NaaS (network-as-a-service) models provide the essential infrastructure and technologies to enable smart applications to dynamically adjust their behaviour based on real-time network conditions and user requirements. By 2030, we expect that many service providers will have adopted this business model. For intense consumer applications such as cloud gaming, the ability to interface with a high performance network will have significant impact on the customer experience and drive increased customer satisfaction.
In order to do this, service providers will need to expose network APIs to developers to allow applications to gather real-time information about network conditions, such as latency, congestion, and available resources. Going forward, applications will both interact and potentially instruct networks based on their requirements.

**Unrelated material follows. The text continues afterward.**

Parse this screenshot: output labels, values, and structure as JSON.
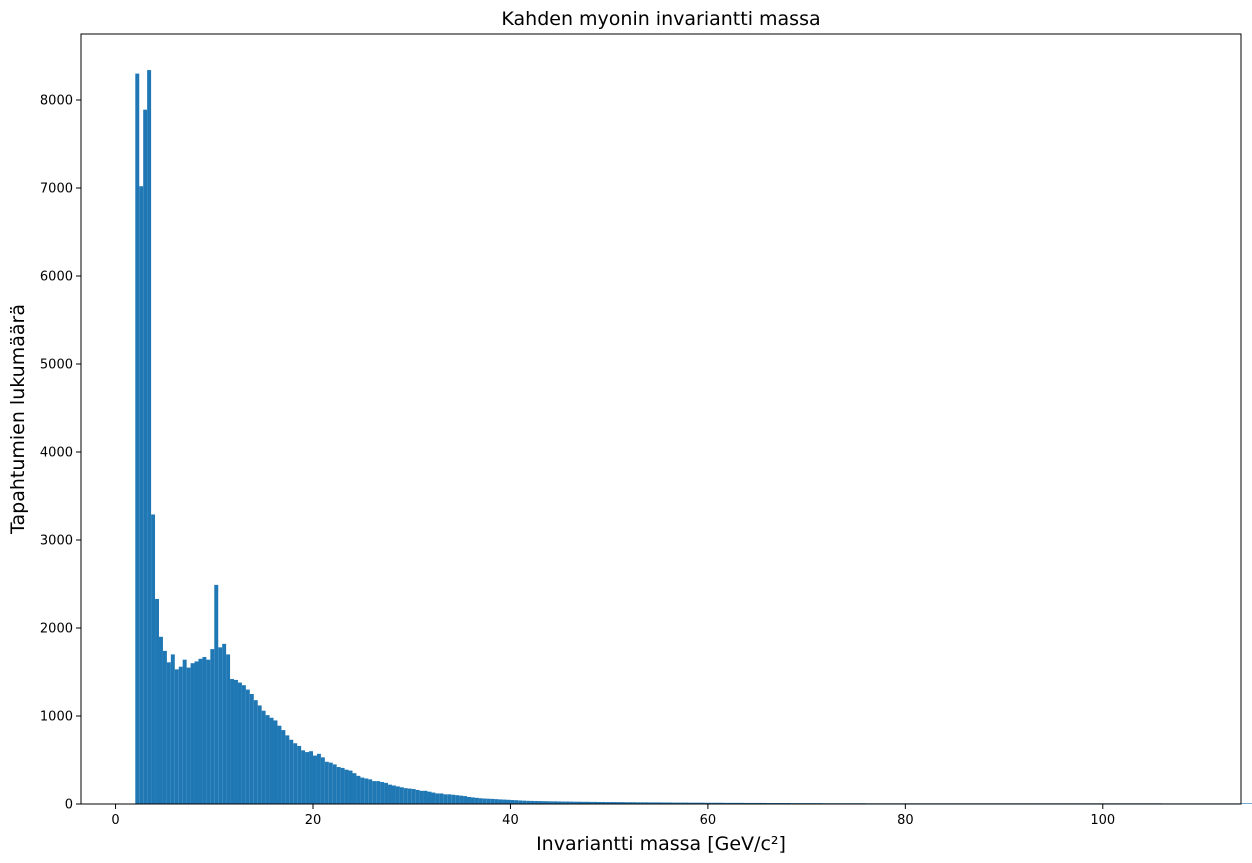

The future of networking will be marked by a paradigm shift towards openness, collaboration, and innovation. Service providers who embrace these principles, as well as invest smartly in the required new infrastructure and architectures, will be in a strong position to support the next generation of digital solutions. In coming articles, we will explore in more detail how these changes will create opportunities in gaming and video analytics, analysing the specific characteristics of each area and the nature of the opportunity.